Come in una foresta tropicale, scienziati ed antropologi scandagliano il terreno alla ricerca di quella che è la fossilizzazione dell'essere fisico, allo stesso modo si può rimanere stupefatti dal riscontro auditivo di quello che l'Italia oggi partorisce con ordinaria amministrazione, ovvero (a mio ormai famoso parere) un bel niente di nulla. Sarà perché siamo un popolo abituato ad interpretare direttive, canalizzarle secondo metodologie e commutarle in assuefazioni, o forse sarà anche perché non possediamo più quella verve che tanto ci caratterizzava nel periodo bellico, ma una cosa è certa ed accostabile all'odierno: siamo alla fine di quella che i bambini denominano sognanti come fantasia.
In un clima del genere, in cui l'evoluzione dell'estro viene misurata da glutei festosi e infestanti varietà televisivo, è SCONTATO, che possano presentarsi anomalie, ed una di queste riguarda ovviamente il gruppo al quale dedico con piacere questa recensione: Wolfango.

Pensando a quello che in pochi ricordano come "cantautorato scomodo", mi diletto ad interpretare gli abominevoli collage con cui questo trio affronta la composizione dei propri brani, specie nell'accostamento sound-lyrics che caratterizza eversivamente il loro stile. L'appartenenza a cui mi sento di collegare il sottofondo di ciò che in "Wolfango" (1997!) viene solfeggiato, è plurima e a tratti lodevole. E' questo un album che lascia infatti tanti interrogativi, quasi incertezze mi sento di dire, che portano a domandarsi cosa sarebbe potuto essere del panorama italiano se molte realtà (come questa) non fossero state affossate dai ben più noti cinque gruppettini (sappiamo tutti di chi parlo) che annualmente infestano città e province con promozioni pre-uscita al limite del grottesco, distribuendo spermiche e gratuite risposte senza senso ad un pubblico che altro non aspetta.

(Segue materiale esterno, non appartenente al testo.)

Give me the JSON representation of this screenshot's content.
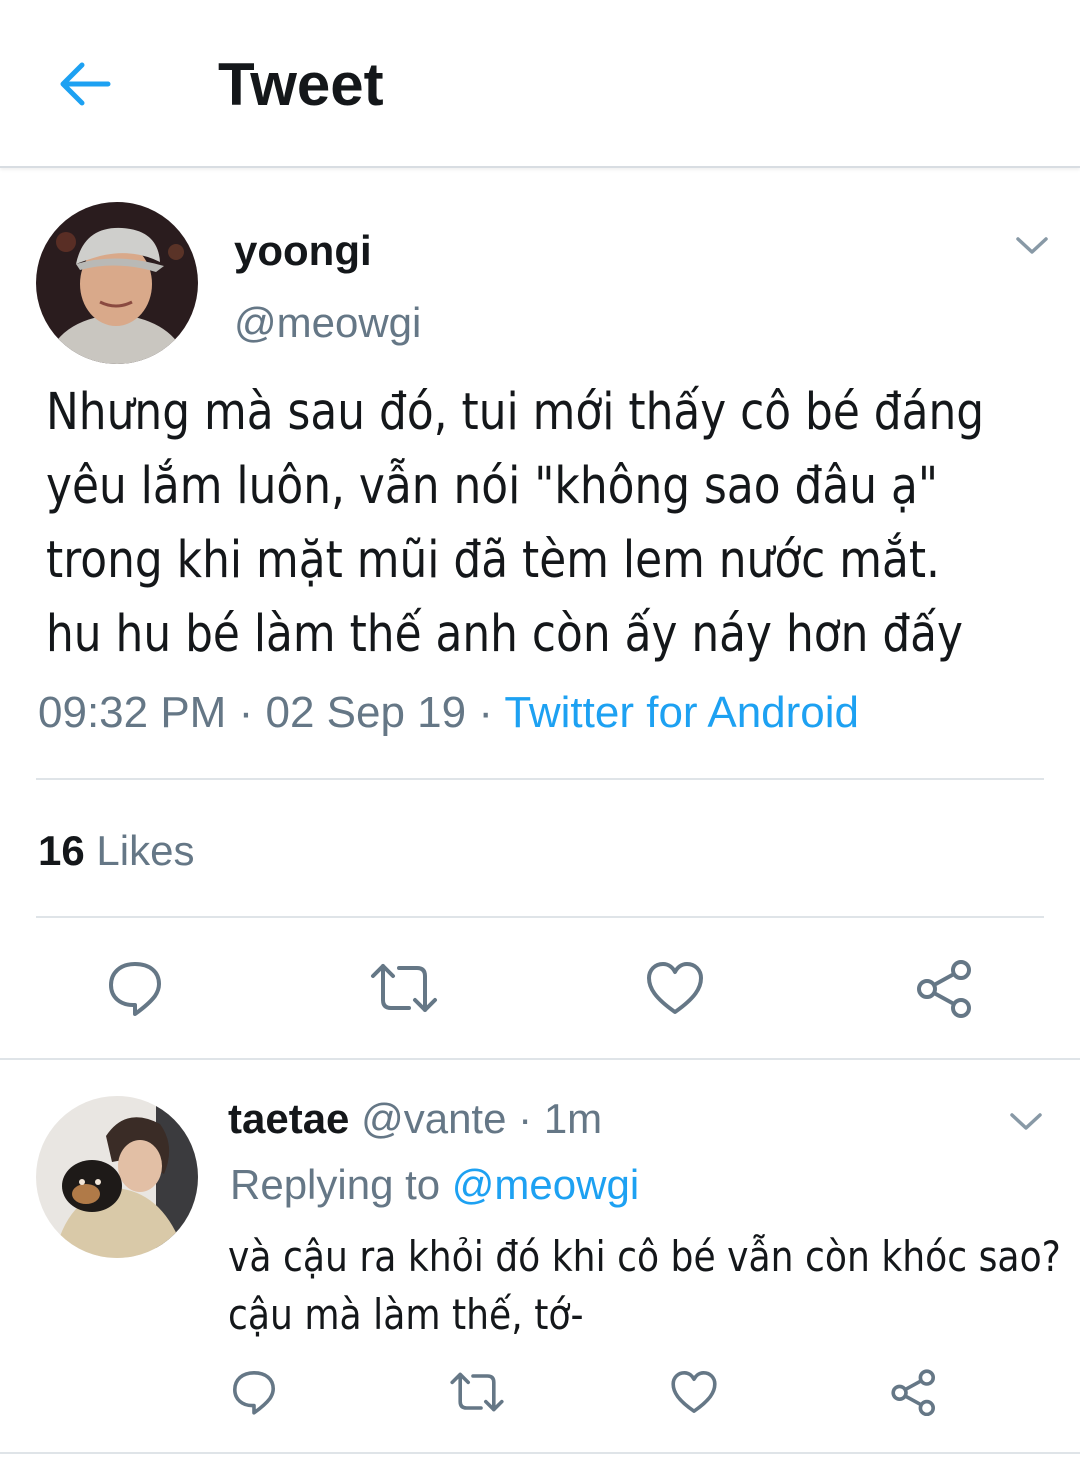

Quello che Wolfango è, indubbiamente, rimane riflesso nell'ironia. Esso esprime infatti nelle sue tonalità una miriade di allusioni, frutto di una società tele-dipendente, tele-consumata, tele-disumanizzata. Un vortice mediatico che porta ogni cosa ad assemblare un'immagine della realtà turbata e corroborante, resa passabile da meccanismi che rasentano l'infantilismo con innegabile genialità. Si sente molto in questo apparato catodico-farfugliante, una sorta di esplicitata volontà di rendere chiari certi concetti con il minimo indispensabile. Voci a tratti distorte, testi Ferrettiani/Pagliacceschi, chitarre al limite negativo della melodia, basso a ritmo industriale e percussioni simili a catene di montaggio danno il tocco di classe a quella che pare essere una decisa sperimentazione posta in faccia alla consuetudine. Ma quello che maggiormente mi permette (quelle poche volte che mi capita) di distendere con facilità le mie atrofizzate labbra, accennando un sincero sorriso, è il no-sense che infesta la sovrapposizione di parole e sonorità, un fare intelligente seppur apparentemente insulso, in grado di lasciare in testa qualche cosa a chi si degna del loro ascolto. Un'operazione che trova Dubbiosissimo successo nelle attuali band che credono di aver fondato in Italia la rinascita (mai avvenuta poichè inesistente) dell'attuale(?), rock(?), Italiano(?). Generalmente provo molto fastidio ad ascoltare un testo in italiano in riferimento ai gruppi appena citati, ma con Wolfango questo non accade previa consapevolezza della grande capacità (forse inconscia) di saper rendere teatrale, e quindi simil-vissuto, ciò che questo meriterebbe di essere in tale modo interpretato. Per invogliarVi a capire con mano e sensi quello di cui parlo, vi invito ad ascoltare due loro brani intitolati "Ozio" - "Batman e Robin". Spero di aver reso l'idea, e se così non fosse, rimarranno a voi comunque due pezzi indubbiamente originali che meritano di essere esposti al pubblico, non per promozione, ma per puro, semplice e grato amore per la sperimentazione. Un cliente scomodo nel nostro paese, spesso addirittura condannato a morte.